3. The more kids a man had, the better, so once one wife was past childbearing/barren/past her prime, the man remarried for more kids.
4. It was a sign of wealth because a man had to be rich to afford more than one wife.

So, I'm really curious to know why today, when all the above doesn't necessarily matter or is understood, how a woman benefits from a plural marriage.
 
I would to. In many past/traditional communities it worked:
1. because women outnumber men, but women could not be breadwinners, so it helped to keep all women supported by a man, even if it meant polygamy.
2. Due to misunderstanding of biology, women were often blamed for the sex of children, so if a woman had 3 girls, the man would marry someone else to try for a boy.
3. The more kids a man had, the better, so once one wife was past childbearing/barren/past her prime, the man remarried for more kids.
4. It was a sign of wealth because a man had to be rich to afford more than one wife.

So, I'm really curious to know why today, when all the above doesn't necessarily matter or is understood, how a woman benefits from a plural marriage.

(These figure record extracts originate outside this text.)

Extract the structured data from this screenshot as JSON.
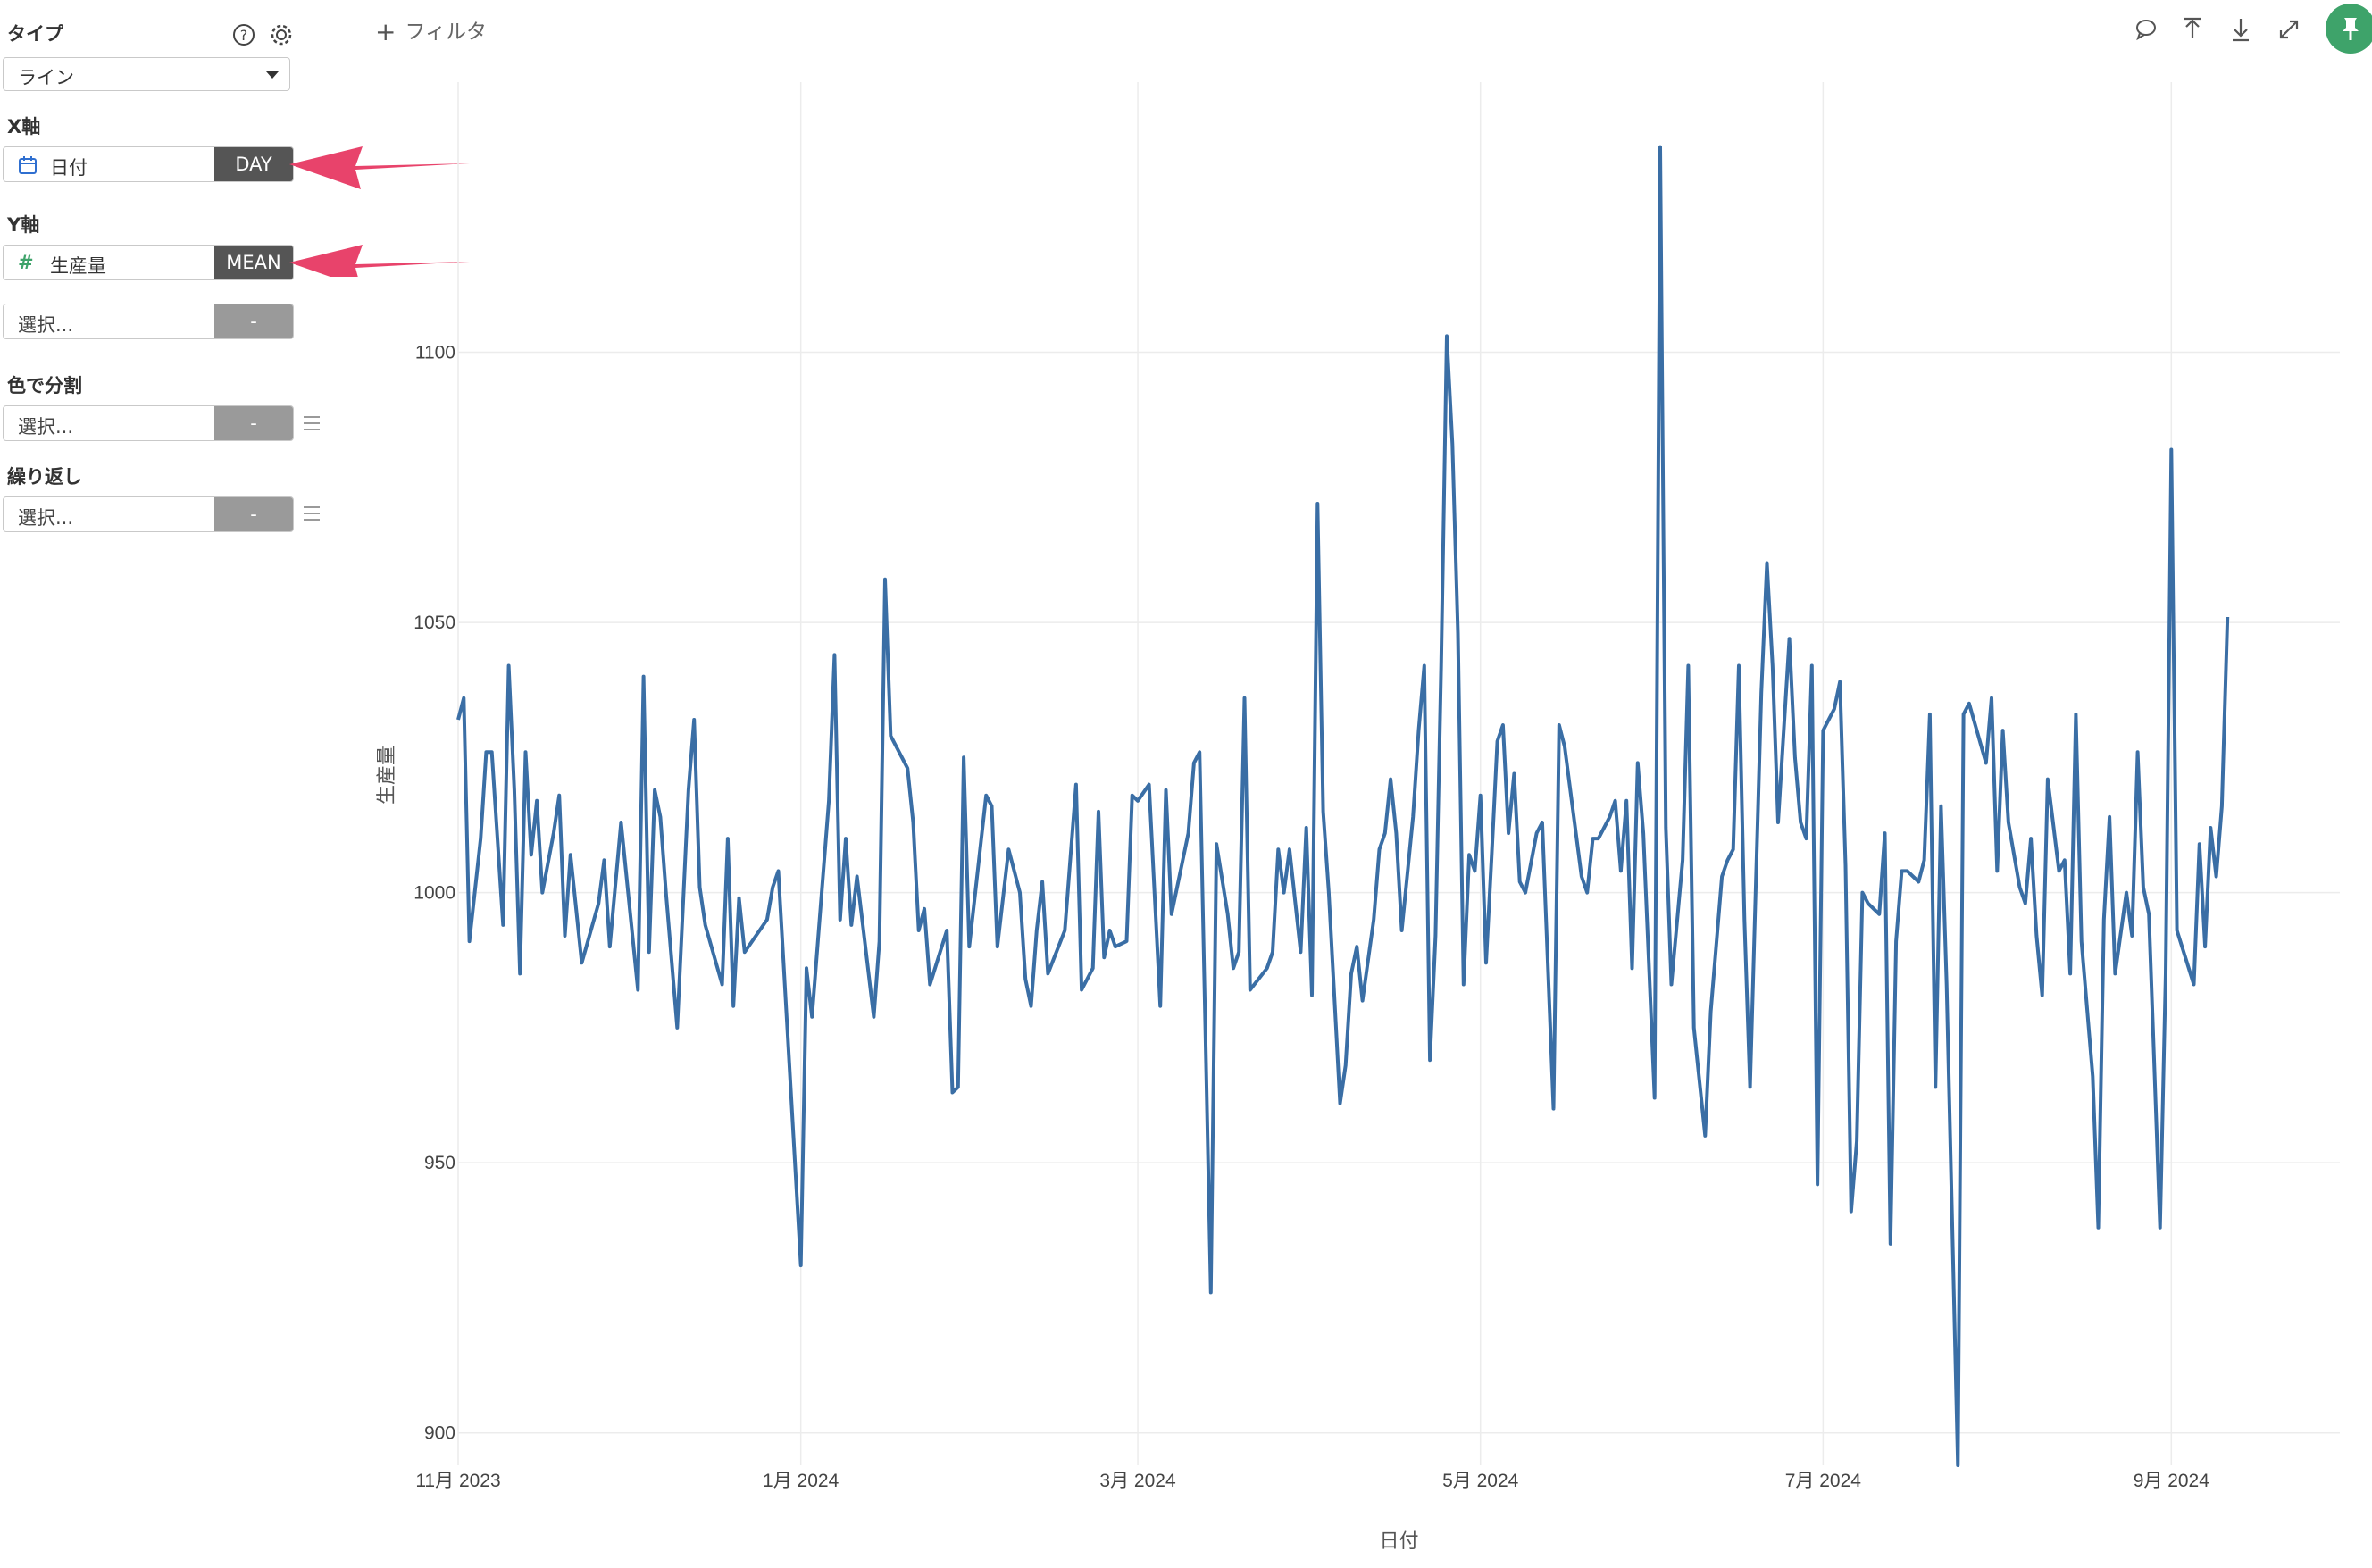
{
  "sidebar": {
    "type_label": "タイプ",
    "type_value": "ライン",
    "x_label": "X軸",
    "x_field": "日付",
    "x_agg": "DAY",
    "y_label": "Y軸",
    "y_field": "生産量",
    "y_agg": "MEAN",
    "y2_placeholder": "選択...",
    "y2_agg": "-",
    "color_label": "色で分割",
    "color_placeholder": "選択...",
    "color_agg": "-",
    "repeat_label": "繰り返し",
    "repeat_placeholder": "選択...",
    "repeat_agg": "-"
  },
  "toolbar": {
    "filter_label": "フィルタ",
    "icons": [
      "comment-icon",
      "upload-icon",
      "download-icon",
      "expand-icon",
      "pin-icon"
    ]
  },
  "colors": {
    "line": "#3a6ea5",
    "arrow": "#e8436b",
    "pin": "#3ea36a"
  },
  "chart_data": {
    "type": "line",
    "xlabel": "日付",
    "ylabel": "生産量",
    "x_tick_labels": [
      "11月 2023",
      "1月 2024",
      "3月 2024",
      "5月 2024",
      "7月 2024",
      "9月 2024"
    ],
    "y_ticks": [
      900,
      950,
      1000,
      1050,
      1100
    ],
    "ylim": [
      894,
      1150
    ],
    "xlim": [
      "2023-11-01",
      "2024-10-01"
    ],
    "grid": true,
    "series": [
      {
        "values": [
          [
            0,
            1032
          ],
          [
            1,
            1036
          ],
          [
            2,
            991
          ],
          [
            4,
            1010
          ],
          [
            5,
            1026
          ],
          [
            6,
            1026
          ],
          [
            8,
            994
          ],
          [
            9,
            1042
          ],
          [
            10,
            1019
          ],
          [
            11,
            985
          ],
          [
            12,
            1026
          ],
          [
            13,
            1007
          ],
          [
            14,
            1017
          ],
          [
            15,
            1000
          ],
          [
            17,
            1011
          ],
          [
            18,
            1018
          ],
          [
            19,
            992
          ],
          [
            20,
            1007
          ],
          [
            22,
            987
          ],
          [
            25,
            998
          ],
          [
            26,
            1006
          ],
          [
            27,
            990
          ],
          [
            29,
            1013
          ],
          [
            32,
            982
          ],
          [
            33,
            1040
          ],
          [
            34,
            989
          ],
          [
            35,
            1019
          ],
          [
            36,
            1014
          ],
          [
            37,
            1000
          ],
          [
            39,
            975
          ],
          [
            41,
            1019
          ],
          [
            42,
            1032
          ],
          [
            43,
            1001
          ],
          [
            44,
            994
          ],
          [
            47,
            983
          ],
          [
            48,
            1010
          ],
          [
            49,
            979
          ],
          [
            50,
            999
          ],
          [
            51,
            989
          ],
          [
            55,
            995
          ],
          [
            56,
            1001
          ],
          [
            57,
            1004
          ],
          [
            61,
            931
          ],
          [
            62,
            986
          ],
          [
            63,
            977
          ],
          [
            66,
            1017
          ],
          [
            67,
            1044
          ],
          [
            68,
            995
          ],
          [
            69,
            1010
          ],
          [
            70,
            994
          ],
          [
            71,
            1003
          ],
          [
            74,
            977
          ],
          [
            75,
            991
          ],
          [
            76,
            1058
          ],
          [
            77,
            1029
          ],
          [
            80,
            1023
          ],
          [
            81,
            1013
          ],
          [
            82,
            993
          ],
          [
            83,
            997
          ],
          [
            84,
            983
          ],
          [
            87,
            993
          ],
          [
            88,
            963
          ],
          [
            89,
            964
          ],
          [
            90,
            1025
          ],
          [
            91,
            990
          ],
          [
            94,
            1018
          ],
          [
            95,
            1016
          ],
          [
            96,
            990
          ],
          [
            98,
            1008
          ],
          [
            100,
            1000
          ],
          [
            101,
            984
          ],
          [
            102,
            979
          ],
          [
            103,
            993
          ],
          [
            104,
            1002
          ],
          [
            105,
            985
          ],
          [
            108,
            993
          ],
          [
            110,
            1020
          ],
          [
            111,
            982
          ],
          [
            113,
            986
          ],
          [
            114,
            1015
          ],
          [
            115,
            988
          ],
          [
            116,
            993
          ],
          [
            117,
            990
          ],
          [
            119,
            991
          ],
          [
            120,
            1018
          ],
          [
            121,
            1017
          ],
          [
            123,
            1020
          ],
          [
            125,
            979
          ],
          [
            126,
            1019
          ],
          [
            127,
            996
          ],
          [
            130,
            1011
          ],
          [
            131,
            1024
          ],
          [
            132,
            1026
          ],
          [
            134,
            926
          ],
          [
            135,
            1009
          ],
          [
            137,
            996
          ],
          [
            138,
            986
          ],
          [
            139,
            989
          ],
          [
            140,
            1036
          ],
          [
            141,
            982
          ],
          [
            144,
            986
          ],
          [
            145,
            989
          ],
          [
            146,
            1008
          ],
          [
            147,
            1000
          ],
          [
            148,
            1008
          ],
          [
            150,
            989
          ],
          [
            151,
            1012
          ],
          [
            152,
            981
          ],
          [
            153,
            1072
          ],
          [
            154,
            1015
          ],
          [
            155,
            1000
          ],
          [
            157,
            961
          ],
          [
            158,
            968
          ],
          [
            159,
            985
          ],
          [
            160,
            990
          ],
          [
            161,
            980
          ],
          [
            163,
            995
          ],
          [
            164,
            1008
          ],
          [
            165,
            1011
          ],
          [
            166,
            1021
          ],
          [
            167,
            1011
          ],
          [
            168,
            993
          ],
          [
            170,
            1014
          ],
          [
            171,
            1030
          ],
          [
            172,
            1042
          ],
          [
            173,
            969
          ],
          [
            174,
            992
          ],
          [
            175,
            1042
          ],
          [
            176,
            1103
          ],
          [
            177,
            1083
          ],
          [
            178,
            1048
          ],
          [
            179,
            983
          ],
          [
            180,
            1007
          ],
          [
            181,
            1004
          ],
          [
            182,
            1018
          ],
          [
            183,
            987
          ],
          [
            184,
            1007
          ],
          [
            185,
            1028
          ],
          [
            186,
            1031
          ],
          [
            187,
            1011
          ],
          [
            188,
            1022
          ],
          [
            189,
            1002
          ],
          [
            190,
            1000
          ],
          [
            192,
            1011
          ],
          [
            193,
            1013
          ],
          [
            195,
            960
          ],
          [
            196,
            1031
          ],
          [
            197,
            1027
          ],
          [
            200,
            1003
          ],
          [
            201,
            1000
          ],
          [
            202,
            1010
          ],
          [
            203,
            1010
          ],
          [
            205,
            1014
          ],
          [
            206,
            1017
          ],
          [
            207,
            1004
          ],
          [
            208,
            1017
          ],
          [
            209,
            986
          ],
          [
            210,
            1024
          ],
          [
            211,
            1011
          ],
          [
            213,
            962
          ],
          [
            214,
            1138
          ],
          [
            215,
            1012
          ],
          [
            216,
            983
          ],
          [
            218,
            1006
          ],
          [
            219,
            1042
          ],
          [
            220,
            975
          ],
          [
            222,
            955
          ],
          [
            223,
            978
          ],
          [
            225,
            1003
          ],
          [
            226,
            1006
          ],
          [
            227,
            1008
          ],
          [
            228,
            1042
          ],
          [
            229,
            995
          ],
          [
            230,
            964
          ],
          [
            232,
            1037
          ],
          [
            233,
            1061
          ],
          [
            234,
            1042
          ],
          [
            235,
            1013
          ],
          [
            237,
            1047
          ],
          [
            238,
            1025
          ],
          [
            239,
            1013
          ],
          [
            240,
            1010
          ],
          [
            241,
            1042
          ],
          [
            242,
            946
          ],
          [
            243,
            1030
          ],
          [
            245,
            1034
          ],
          [
            246,
            1039
          ],
          [
            247,
            1005
          ],
          [
            248,
            941
          ],
          [
            249,
            954
          ],
          [
            250,
            1000
          ],
          [
            251,
            998
          ],
          [
            253,
            996
          ],
          [
            254,
            1011
          ],
          [
            255,
            935
          ],
          [
            256,
            991
          ],
          [
            257,
            1004
          ],
          [
            258,
            1004
          ],
          [
            260,
            1002
          ],
          [
            261,
            1006
          ],
          [
            262,
            1033
          ],
          [
            263,
            964
          ],
          [
            264,
            1016
          ],
          [
            265,
            983
          ],
          [
            267,
            894
          ],
          [
            268,
            1033
          ],
          [
            269,
            1035
          ],
          [
            272,
            1024
          ],
          [
            273,
            1036
          ],
          [
            274,
            1004
          ],
          [
            275,
            1030
          ],
          [
            276,
            1013
          ],
          [
            278,
            1001
          ],
          [
            279,
            998
          ],
          [
            280,
            1010
          ],
          [
            281,
            992
          ],
          [
            282,
            981
          ],
          [
            283,
            1021
          ],
          [
            285,
            1004
          ],
          [
            286,
            1006
          ],
          [
            287,
            985
          ],
          [
            288,
            1033
          ],
          [
            289,
            991
          ],
          [
            291,
            966
          ],
          [
            292,
            938
          ],
          [
            293,
            995
          ],
          [
            294,
            1014
          ],
          [
            295,
            985
          ],
          [
            297,
            1000
          ],
          [
            298,
            992
          ],
          [
            299,
            1026
          ],
          [
            300,
            1001
          ],
          [
            301,
            996
          ],
          [
            303,
            938
          ],
          [
            304,
            985
          ],
          [
            305,
            1082
          ],
          [
            306,
            993
          ],
          [
            309,
            983
          ],
          [
            310,
            1009
          ],
          [
            311,
            990
          ],
          [
            312,
            1012
          ],
          [
            313,
            1003
          ],
          [
            314,
            1016
          ],
          [
            315,
            1051
          ]
        ]
      }
    ]
  }
}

One thing not commonly discussed about biology as well is that women are better off being promiscuous. I dont see how being in a plural marriage with 1 man many women benefits women biologically.
 
One thing not commonly discussed about biology as well is that women are better off being promiscuous. I dont see how being in a plural marriage with 1 man many women benefits women biologically.

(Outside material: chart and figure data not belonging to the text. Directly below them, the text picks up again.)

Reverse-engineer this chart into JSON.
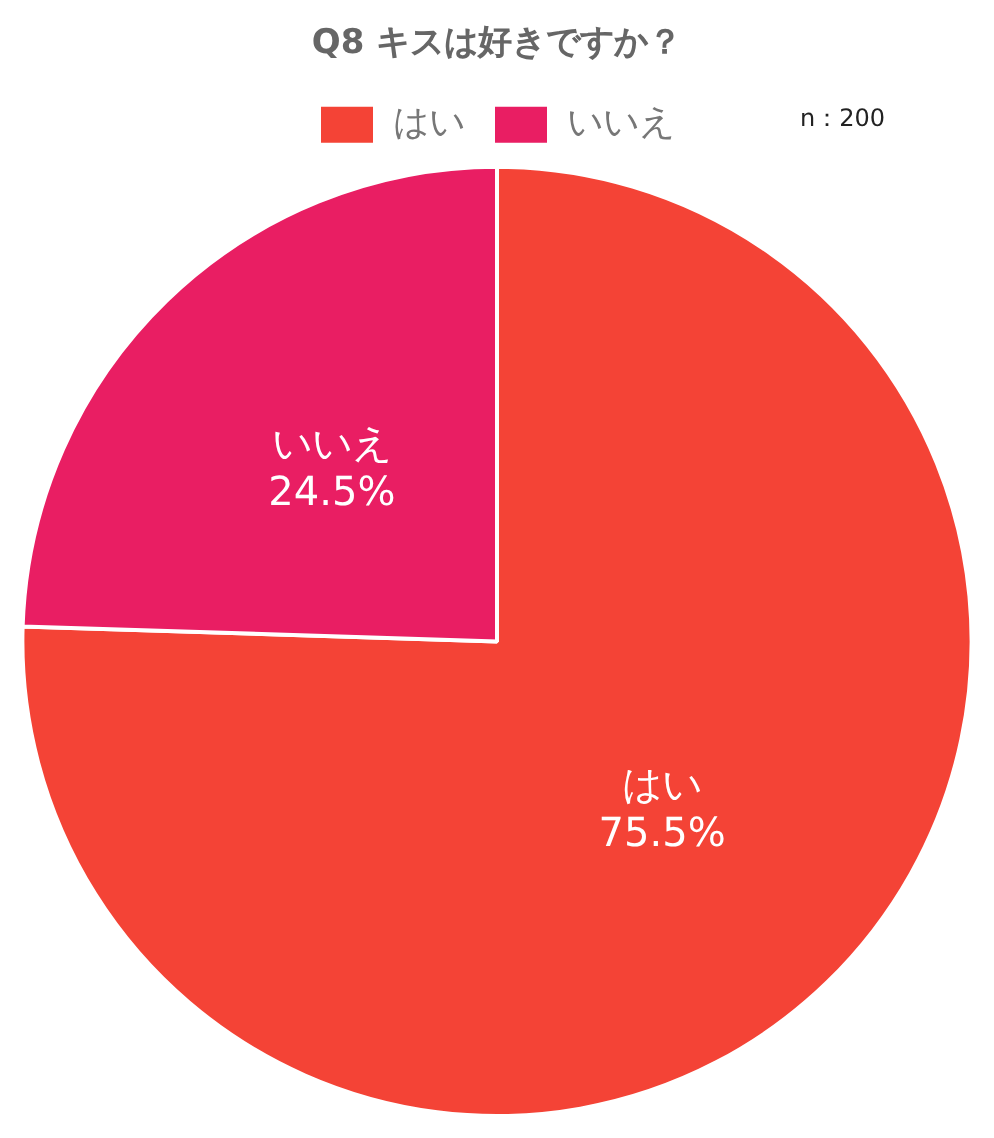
{
  "chart_data": {
    "type": "pie",
    "title": "Q8 キスは好きですか？",
    "categories": [
      "はい",
      "いいえ"
    ],
    "values": [
      75.5,
      24.5
    ],
    "colors": [
      "#f44336",
      "#e91e63"
    ],
    "value_labels": [
      "75.5%",
      "24.5%"
    ],
    "legend": "top",
    "annotations": [
      "n：200"
    ]
  }
}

Sure does.. fastest and strongest sperm wins ---->better/healthier children.
 
In College, my African American Relationships (Elective) Professor wrote a book on this and told us her and her husband we going to do this...UMM NO!!! NOT THIS ONLY CHILD! I'M 23 AND STILL DONT LIKE TO SHARE!:nono:
 
I don't know...I am kinda curious...For a woman that is financially successful, not wanting any more children or want to be bothered a lot, want some companionship (sometimes), he can live with the first wife and leave me in my house, it sounds very interesting.

Seems like a comitted version of friends with benefits...

Where's Serenity K????, I would love to hear her thoughts or some of the other Muslim ladies.